Rausch, who lives in Harpers Ferry, W.Va., tried to stay a half-mile outside the 8-mile perimeter that gusty October day. However, a Federal Aviation Administration pilot deviation report alleges that he was "about one mile inside."

Pilots entered the expanded no-fly zone over Camp David at least 60 times between Sept. 11, 2001, and Jan. 27, 2002, according to FAA reports.

The Associated Press reported that America's six prohibited flight zones were violated at least 567 times between Sept. 11 and March 5. Camp David is the center of one of the six zones.

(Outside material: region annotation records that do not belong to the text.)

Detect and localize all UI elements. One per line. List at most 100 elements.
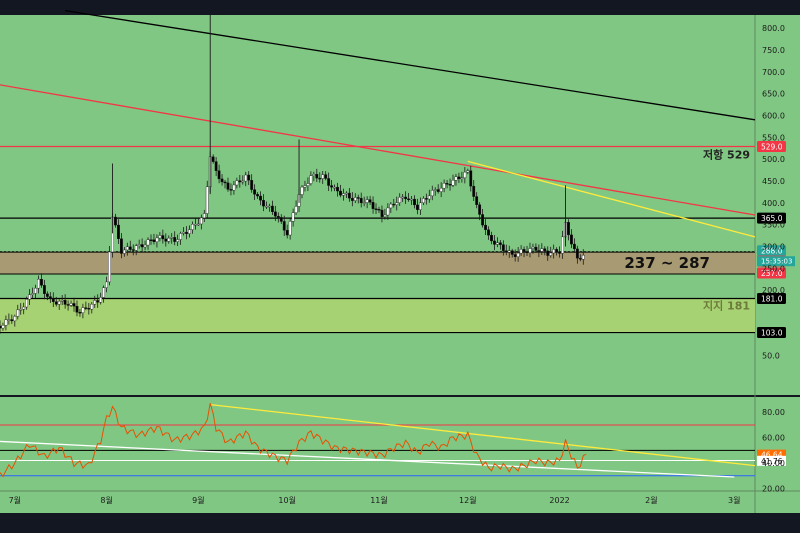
candle-body [347, 192, 351, 199]
candle-body [119, 238, 123, 254]
candle-body [191, 224, 194, 230]
rsi-badge-text: 41.76 [761, 457, 783, 466]
candle-body [507, 250, 511, 253]
pane-separator[interactable] [0, 395, 800, 397]
candle-body [108, 251, 111, 283]
price-badge [757, 245, 786, 257]
trendline-0 [65, 9, 756, 121]
candle-body [475, 196, 479, 205]
candle-body [493, 240, 496, 245]
candle-body [84, 307, 88, 309]
candle-body [22, 306, 26, 310]
candle-body [273, 211, 277, 217]
candle-body [262, 200, 265, 207]
rsi-badge [757, 455, 786, 466]
time-tick-label: 8월 [100, 495, 112, 505]
price-tick-label: 800.0 [762, 24, 785, 33]
candle-body [72, 303, 76, 307]
candle-body [371, 202, 375, 209]
candle-body [268, 205, 271, 208]
rsi-trendline-1 [210, 403, 756, 467]
time-tick-label: 11월 [370, 495, 388, 505]
candle-body [570, 234, 573, 245]
candle-body [410, 198, 413, 201]
price-tick-label: 300.0 [762, 242, 785, 251]
candle-body [534, 246, 538, 251]
candle-body [416, 204, 419, 210]
candle-body [37, 278, 40, 289]
candle-body [99, 297, 103, 303]
rsi-pane[interactable] [0, 397, 755, 491]
candle-body [525, 251, 529, 253]
candle-body [445, 183, 449, 185]
candle-body [439, 187, 443, 192]
candle-body [309, 175, 313, 184]
rsi-tick-label: 40.00 [762, 459, 785, 468]
candle-body [318, 177, 322, 180]
price-badge-text: 103.0 [761, 329, 783, 338]
time-axis[interactable] [0, 491, 800, 513]
candle-body [342, 193, 345, 196]
candle-body [513, 254, 517, 257]
candle-body [368, 199, 372, 203]
rsi-trendline-0 [0, 440, 735, 478]
price-tick-label: 500.0 [762, 155, 785, 164]
range-annotation: 237 ~ 287 [624, 254, 710, 272]
candle-body [528, 248, 532, 253]
candle-body [549, 252, 553, 256]
candle-body [117, 224, 120, 239]
candle-body [51, 298, 55, 302]
candle-body [60, 300, 64, 302]
candle-body [457, 176, 461, 180]
candle-body [413, 198, 416, 206]
candle-body [229, 189, 233, 191]
candle-body [63, 300, 67, 305]
price-pane[interactable] [0, 15, 755, 395]
candle-body [546, 250, 550, 256]
candle-body [324, 174, 328, 179]
candle-body [244, 174, 248, 182]
candle-body [315, 174, 319, 179]
candle-body [69, 303, 73, 306]
rsi-line [0, 403, 587, 478]
candle-body [125, 246, 129, 251]
candle-body [188, 229, 191, 234]
candle-body [75, 306, 79, 313]
candle-body [490, 235, 493, 242]
candle-body [383, 214, 387, 217]
candle-body [170, 237, 174, 239]
candle-body [401, 196, 405, 199]
trendline-1 [0, 84, 756, 216]
candle-body [16, 309, 20, 317]
price-tick-label: 200.0 [762, 286, 785, 295]
candle-body [359, 197, 363, 204]
candle-body [498, 242, 502, 245]
candle-body [161, 235, 165, 240]
candle-body [522, 249, 526, 252]
candle-body [395, 202, 399, 205]
candle-body [265, 205, 268, 208]
candle-body [481, 214, 485, 226]
candle-body [380, 209, 384, 217]
candle-body [238, 180, 242, 183]
price-badge [757, 327, 786, 339]
price-tick-label: 650.0 [762, 90, 785, 99]
price-badge-text: 237.0 [761, 269, 783, 278]
candle-body [389, 203, 393, 209]
candle-body [128, 246, 132, 250]
candle-body [419, 202, 422, 210]
candle-body [519, 249, 523, 254]
candle-body [558, 251, 561, 254]
price-tick-label: 700.0 [762, 68, 785, 77]
candle-body [102, 287, 106, 298]
candle-body [472, 185, 476, 197]
candle-body [19, 308, 23, 311]
candle-body [57, 301, 61, 305]
candle-body [336, 186, 339, 192]
candle-body [93, 300, 97, 305]
candle-body [164, 238, 168, 242]
candle-body [345, 192, 348, 195]
rsi-tick-label: 20.00 [762, 484, 785, 493]
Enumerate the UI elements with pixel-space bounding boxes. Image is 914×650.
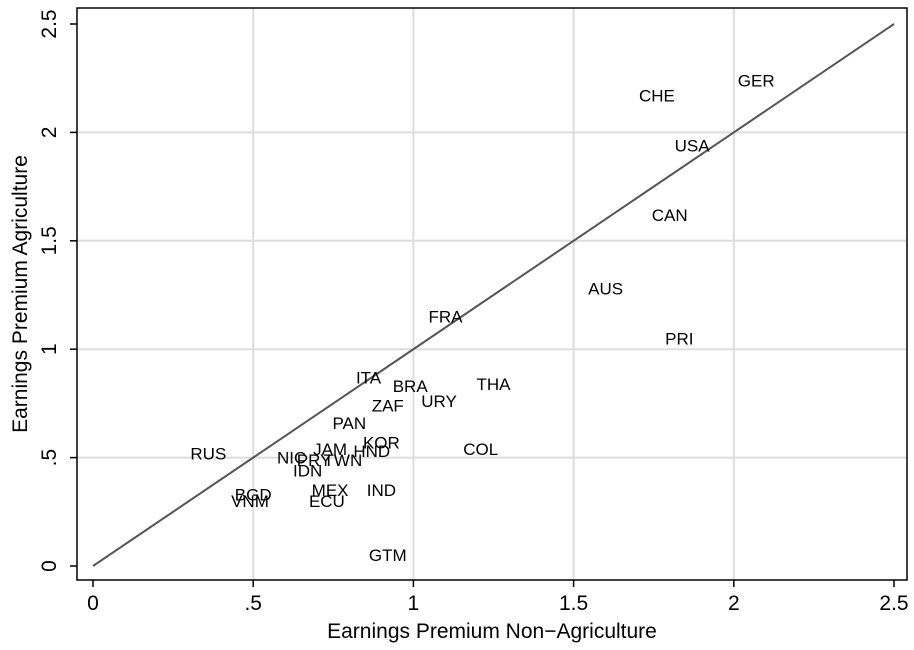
point-label-idn: IDN: [293, 462, 322, 481]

The P-40 no-fly zone, which is directly over Camp David, has a horizontal radius of eight miles. It usually extends 3,000 feet into the air, said Jim Peters, an FAA spokesman in New York.

Also, the radius is usually measured in nautical miles, he said. A nautical mile is about 6,076 feet. A statute mile is 5,280 feet.

In mid-January, The Herald-Mail filed a Freedom of Information request for all Hagerstown-area airspace violation reports since Sept. 11. The FAA released the reports in early March after blacking out whether violators were cited and all information about the pilots other than their names, certificate numbers and, in a few cases, their home bases.

The reports indicate that airspace violations were usually resolved when the control tower contacted the pilot in the air or another official reached the pilot after he had landed.

In about five cases, military jets may have been put on alert or called in to intercept the pilot or find out a tail number, as happened to Rausch.

"F-16 will intercept ...," a report for a Dec. 10 incident states. "No communications with the aircraft."

In that instance, the report says, the pilot had apparently violated the R-4009 airspace. The R-4009 is above and around the P-40 zone, Peters said.

"A track was started and a fighter intercept was called," a Nov. 9 report says.

Another pilot helped get the tail number.

"An active scramble was initiated," a Dec. 23 report says, referring to fighter jets getting ready.

The FAA did not provide reports on two incidents previously confirmed by Hagerstown Regional Airport Manager Carolyn Motz, both involving fighter jet patrols.

In November 2001, two military jets flew near a single-engine plane whose pilot was practicing takeoffs and landings just outside the no-fly zone.

In January 2002, a military jet intercepted a plane that flew into restricted airspace over Camp David and forced it to land at the airport.

A few FAA reports quote pilots who said they didn't know the no-fly zone had widened.

On Sept. 21, a pilot from Georgia flew over Hagerstown on his way to Morristown, N.J. He veered into the restricted zone as he changed course toward Lancaster, Pa.

"Pilot said he was unaware that P40 had been increased ...," a report states.

An Oct. 8 report on a Delaware pilot reads, "Airman does not believe briefer told him of the enhancement of the P-40 from 3-mile radius to 8-mile radius."

Two other pilots reported similar problems about a week later.

Peters said pilots are responsible for knowing about restrictions as they travel.

Before they fly, pilots call for Notices to Airmen, or NOTAMs, which are updates about flying conditions. Pilots can't assume they will get the NOTAMs they need; they must ask for them, Peters said.

Still, in one case, asking was not enough.

On Oct. 18, Lynn Hall of Isleboro, Maine, contacted his local control tower for NOTAMs and was told there were none. He was headed to Knoxville, Tenn., the next day.

Hall persisted, but was told again that there weren't any, he recalled during a telephone interview Friday.

The next day, as he took to the air after a stop in Altoona, Pa., Hall plotted his course. Suddenly, an air traffic controller said he was in a restricted place.

In his Cessna 182, Hall stayed out of the 3-mile zone, which he knew about, but not the 8-mile zone, which he didn't know about.

Hall said he was exonerated because his failed attempt to get the NOTAM he needed was recorded on tape.

Rausch, of Harpers Ferry, made light of his encounter with a fighter jet. He made up a T-shirt that says: "I got intercepted by an F-15 and all I got was a lousy interview with a Secret Service agent."

That's not what his FAA report says.

"He was identified by an F-16 who was vectored in. ... F-16 broke off and pilot continued to his destination. FBI called pilot after landing to discuss the incident."

Told about this, Rausch wasn't fazed. He said he's not changing his T-shirt.